Brief Biography: Peter Davies is Technical Director of Thales e-Security. Mr Davies’s career has spanned both commercial and government sectors included the design and development of equipment for the protection of nationally and internationally significant major inter-bank systems example being the CHAPS network in the UK and the CHIPS network in the US.
Mr Davies has been associated with the specification and development of many internationally successful large-scale key-management schemes for both the commercial and government sectors. These schemes have included major contributions to the credit card and mobile phone industries as well as the design, implementation and certification of an Electronic Key Management System currently deployed to over 20 governments worldwide.
Mr Davies has been active both in the UK and US in the development and certification of information assurance equipment at all government grades specialising over the past 10 years in the development and certification of soft loaded cryptographic solutions. This has involved ongoing discussions with the approvals and certification agencies of both banking and government sectors.
Mr Davies’s technical achievements have included the development and shipment of equipment based on early implementations of public key crypto systems as well as more recent work to establish methodologies and technologies to support more flexible security solutions. In this context Mr Davies is currently leading an international effort to establish a grammar and suggested legal framework for defining strength of security mechanisms based on dissimilar technologies.
Over his career Mr Davies has contributed to international standards including those in the X.400 area for messaging, X.500 area for certificates and more recently has been a contributor to the ANSI X.9 standards.

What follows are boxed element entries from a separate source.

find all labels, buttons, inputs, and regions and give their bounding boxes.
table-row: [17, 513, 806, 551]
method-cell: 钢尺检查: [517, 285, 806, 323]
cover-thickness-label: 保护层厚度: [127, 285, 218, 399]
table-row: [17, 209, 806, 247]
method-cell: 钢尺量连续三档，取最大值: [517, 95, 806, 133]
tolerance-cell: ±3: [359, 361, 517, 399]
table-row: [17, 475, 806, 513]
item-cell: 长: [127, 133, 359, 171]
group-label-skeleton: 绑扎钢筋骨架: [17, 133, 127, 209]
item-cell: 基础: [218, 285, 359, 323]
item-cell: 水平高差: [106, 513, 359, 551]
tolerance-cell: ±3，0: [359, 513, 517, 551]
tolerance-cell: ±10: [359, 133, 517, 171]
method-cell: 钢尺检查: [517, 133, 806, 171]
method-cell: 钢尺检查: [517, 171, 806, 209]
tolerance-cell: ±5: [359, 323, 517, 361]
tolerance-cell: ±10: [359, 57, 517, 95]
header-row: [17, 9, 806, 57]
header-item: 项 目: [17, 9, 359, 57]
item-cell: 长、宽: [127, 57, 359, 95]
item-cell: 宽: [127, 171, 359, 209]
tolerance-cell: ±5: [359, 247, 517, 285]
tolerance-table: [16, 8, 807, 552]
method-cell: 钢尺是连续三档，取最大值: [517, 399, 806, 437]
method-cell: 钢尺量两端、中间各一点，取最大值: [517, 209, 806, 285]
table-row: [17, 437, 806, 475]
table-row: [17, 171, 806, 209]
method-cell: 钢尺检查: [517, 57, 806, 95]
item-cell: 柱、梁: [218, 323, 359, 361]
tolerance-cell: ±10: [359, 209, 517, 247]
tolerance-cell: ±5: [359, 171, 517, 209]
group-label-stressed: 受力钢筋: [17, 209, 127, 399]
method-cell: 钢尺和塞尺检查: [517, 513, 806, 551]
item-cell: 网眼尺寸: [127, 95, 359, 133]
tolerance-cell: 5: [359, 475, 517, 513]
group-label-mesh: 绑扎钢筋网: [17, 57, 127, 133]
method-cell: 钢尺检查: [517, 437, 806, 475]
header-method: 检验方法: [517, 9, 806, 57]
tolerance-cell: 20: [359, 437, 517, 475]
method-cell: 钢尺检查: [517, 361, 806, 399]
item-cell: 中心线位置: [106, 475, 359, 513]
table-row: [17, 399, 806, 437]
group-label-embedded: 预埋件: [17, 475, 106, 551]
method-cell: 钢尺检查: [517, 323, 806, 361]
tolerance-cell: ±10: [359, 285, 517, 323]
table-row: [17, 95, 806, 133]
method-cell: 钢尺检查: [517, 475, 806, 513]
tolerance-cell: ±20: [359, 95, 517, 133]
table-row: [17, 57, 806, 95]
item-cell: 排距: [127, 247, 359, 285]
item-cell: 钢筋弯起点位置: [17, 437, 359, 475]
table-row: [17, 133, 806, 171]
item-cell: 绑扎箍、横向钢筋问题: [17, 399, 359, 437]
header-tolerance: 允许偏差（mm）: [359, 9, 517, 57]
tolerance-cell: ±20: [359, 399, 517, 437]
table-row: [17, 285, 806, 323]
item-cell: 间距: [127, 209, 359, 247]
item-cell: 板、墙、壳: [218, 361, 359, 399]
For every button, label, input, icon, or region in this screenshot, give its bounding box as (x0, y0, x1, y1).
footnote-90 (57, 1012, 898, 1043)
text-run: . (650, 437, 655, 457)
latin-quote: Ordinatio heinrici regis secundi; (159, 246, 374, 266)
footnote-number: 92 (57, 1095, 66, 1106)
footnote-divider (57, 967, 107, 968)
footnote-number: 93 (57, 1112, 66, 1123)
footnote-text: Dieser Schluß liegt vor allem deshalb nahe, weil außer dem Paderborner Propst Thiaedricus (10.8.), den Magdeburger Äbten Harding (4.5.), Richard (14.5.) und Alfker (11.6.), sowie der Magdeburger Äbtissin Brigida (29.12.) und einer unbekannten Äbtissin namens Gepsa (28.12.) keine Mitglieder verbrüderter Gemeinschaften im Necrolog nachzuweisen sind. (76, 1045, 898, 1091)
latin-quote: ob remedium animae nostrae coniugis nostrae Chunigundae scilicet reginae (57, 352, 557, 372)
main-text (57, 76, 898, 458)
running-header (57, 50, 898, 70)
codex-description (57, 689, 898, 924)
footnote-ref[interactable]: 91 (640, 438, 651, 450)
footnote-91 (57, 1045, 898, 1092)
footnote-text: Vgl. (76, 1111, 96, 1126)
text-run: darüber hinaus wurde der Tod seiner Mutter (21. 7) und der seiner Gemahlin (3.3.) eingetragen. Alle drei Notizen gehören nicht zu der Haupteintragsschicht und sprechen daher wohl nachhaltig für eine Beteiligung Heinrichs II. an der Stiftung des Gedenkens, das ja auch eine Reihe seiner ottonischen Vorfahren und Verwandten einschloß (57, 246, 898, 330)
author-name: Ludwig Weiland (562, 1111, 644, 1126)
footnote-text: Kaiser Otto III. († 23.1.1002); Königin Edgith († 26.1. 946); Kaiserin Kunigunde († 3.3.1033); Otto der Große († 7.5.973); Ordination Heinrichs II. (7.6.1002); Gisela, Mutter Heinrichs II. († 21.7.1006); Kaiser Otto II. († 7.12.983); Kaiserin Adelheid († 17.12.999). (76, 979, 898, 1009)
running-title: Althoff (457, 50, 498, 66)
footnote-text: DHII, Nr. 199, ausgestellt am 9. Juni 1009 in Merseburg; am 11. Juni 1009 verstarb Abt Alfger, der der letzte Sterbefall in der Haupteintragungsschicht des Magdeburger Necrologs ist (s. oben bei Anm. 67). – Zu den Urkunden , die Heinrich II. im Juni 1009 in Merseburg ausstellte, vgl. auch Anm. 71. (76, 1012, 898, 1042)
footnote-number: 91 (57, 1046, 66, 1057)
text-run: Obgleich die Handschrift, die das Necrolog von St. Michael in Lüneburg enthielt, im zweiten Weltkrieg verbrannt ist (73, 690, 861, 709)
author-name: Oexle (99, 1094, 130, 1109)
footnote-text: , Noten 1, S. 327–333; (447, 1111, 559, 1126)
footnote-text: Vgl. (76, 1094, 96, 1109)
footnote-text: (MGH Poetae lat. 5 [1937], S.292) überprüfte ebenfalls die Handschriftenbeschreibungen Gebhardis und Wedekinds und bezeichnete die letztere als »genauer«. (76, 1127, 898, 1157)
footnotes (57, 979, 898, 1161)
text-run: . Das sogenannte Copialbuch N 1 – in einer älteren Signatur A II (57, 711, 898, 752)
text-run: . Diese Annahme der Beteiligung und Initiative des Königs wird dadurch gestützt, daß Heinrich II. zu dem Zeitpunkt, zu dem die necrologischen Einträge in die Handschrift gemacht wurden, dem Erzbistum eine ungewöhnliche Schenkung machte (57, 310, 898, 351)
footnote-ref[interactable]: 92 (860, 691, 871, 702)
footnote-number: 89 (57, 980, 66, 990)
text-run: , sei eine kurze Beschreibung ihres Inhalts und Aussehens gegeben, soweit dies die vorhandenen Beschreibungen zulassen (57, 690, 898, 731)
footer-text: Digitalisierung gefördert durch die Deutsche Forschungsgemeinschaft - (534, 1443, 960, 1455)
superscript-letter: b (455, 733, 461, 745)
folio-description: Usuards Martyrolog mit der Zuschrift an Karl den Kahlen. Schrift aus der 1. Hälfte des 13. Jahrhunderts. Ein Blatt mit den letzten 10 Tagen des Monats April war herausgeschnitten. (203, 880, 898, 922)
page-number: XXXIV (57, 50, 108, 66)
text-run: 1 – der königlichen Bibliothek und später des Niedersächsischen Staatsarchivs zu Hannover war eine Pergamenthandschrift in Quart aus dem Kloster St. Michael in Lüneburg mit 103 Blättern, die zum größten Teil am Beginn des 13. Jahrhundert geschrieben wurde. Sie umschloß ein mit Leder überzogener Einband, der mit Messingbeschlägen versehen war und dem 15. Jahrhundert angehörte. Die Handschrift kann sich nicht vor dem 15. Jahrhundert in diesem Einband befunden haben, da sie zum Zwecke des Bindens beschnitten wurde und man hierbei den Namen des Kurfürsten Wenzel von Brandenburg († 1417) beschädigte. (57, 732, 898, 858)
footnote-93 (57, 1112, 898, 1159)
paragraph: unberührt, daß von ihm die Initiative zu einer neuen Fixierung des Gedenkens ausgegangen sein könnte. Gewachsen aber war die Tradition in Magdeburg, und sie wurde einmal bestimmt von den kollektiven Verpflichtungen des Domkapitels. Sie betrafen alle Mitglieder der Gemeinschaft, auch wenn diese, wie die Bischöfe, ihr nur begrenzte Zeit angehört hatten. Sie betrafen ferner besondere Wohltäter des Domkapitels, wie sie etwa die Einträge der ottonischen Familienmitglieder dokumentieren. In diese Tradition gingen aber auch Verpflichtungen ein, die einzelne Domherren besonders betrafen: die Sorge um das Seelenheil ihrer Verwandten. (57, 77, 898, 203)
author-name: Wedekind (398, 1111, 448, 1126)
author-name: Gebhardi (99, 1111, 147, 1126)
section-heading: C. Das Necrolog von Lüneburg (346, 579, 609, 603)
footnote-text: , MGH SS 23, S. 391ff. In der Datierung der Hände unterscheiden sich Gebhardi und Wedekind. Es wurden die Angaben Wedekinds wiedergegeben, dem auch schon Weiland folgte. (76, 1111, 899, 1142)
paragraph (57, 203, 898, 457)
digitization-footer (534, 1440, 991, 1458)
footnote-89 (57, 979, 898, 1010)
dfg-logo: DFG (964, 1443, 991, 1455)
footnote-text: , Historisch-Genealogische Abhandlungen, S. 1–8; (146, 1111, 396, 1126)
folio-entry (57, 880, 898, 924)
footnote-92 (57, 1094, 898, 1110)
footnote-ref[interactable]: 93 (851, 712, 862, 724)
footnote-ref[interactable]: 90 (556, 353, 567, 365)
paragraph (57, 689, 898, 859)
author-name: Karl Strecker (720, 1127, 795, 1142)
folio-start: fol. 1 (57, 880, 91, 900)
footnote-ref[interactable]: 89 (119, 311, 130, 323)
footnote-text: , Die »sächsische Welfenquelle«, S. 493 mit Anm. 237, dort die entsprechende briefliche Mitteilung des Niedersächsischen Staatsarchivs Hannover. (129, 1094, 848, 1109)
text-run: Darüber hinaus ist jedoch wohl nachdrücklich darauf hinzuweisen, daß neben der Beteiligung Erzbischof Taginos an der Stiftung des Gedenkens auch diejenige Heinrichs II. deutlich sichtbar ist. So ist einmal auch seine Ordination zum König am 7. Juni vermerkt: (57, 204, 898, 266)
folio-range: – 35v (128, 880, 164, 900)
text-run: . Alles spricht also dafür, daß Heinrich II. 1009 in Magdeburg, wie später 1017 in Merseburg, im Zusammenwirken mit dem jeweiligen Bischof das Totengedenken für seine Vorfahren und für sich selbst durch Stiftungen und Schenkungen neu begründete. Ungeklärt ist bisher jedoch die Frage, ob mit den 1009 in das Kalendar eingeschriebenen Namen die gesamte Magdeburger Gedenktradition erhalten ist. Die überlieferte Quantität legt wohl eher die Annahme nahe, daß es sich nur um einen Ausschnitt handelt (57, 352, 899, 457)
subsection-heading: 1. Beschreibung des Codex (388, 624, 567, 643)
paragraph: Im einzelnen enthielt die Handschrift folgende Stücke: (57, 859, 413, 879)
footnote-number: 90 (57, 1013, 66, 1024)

Mr Davies has been a frequent speaker at conferences and contributor to journals concerned with Protection of Critical National Infrastructures, Law Enforcement and Commercial security. He has presented papers covering the paradigm shift in security models that must accompany a more connected and less controlled environment advising both commercial and government agencies on strategies and concerns for the protection of a network centric environment.
Mr Davies is currently specialising in solving evolutionary interoperability requirements in information security.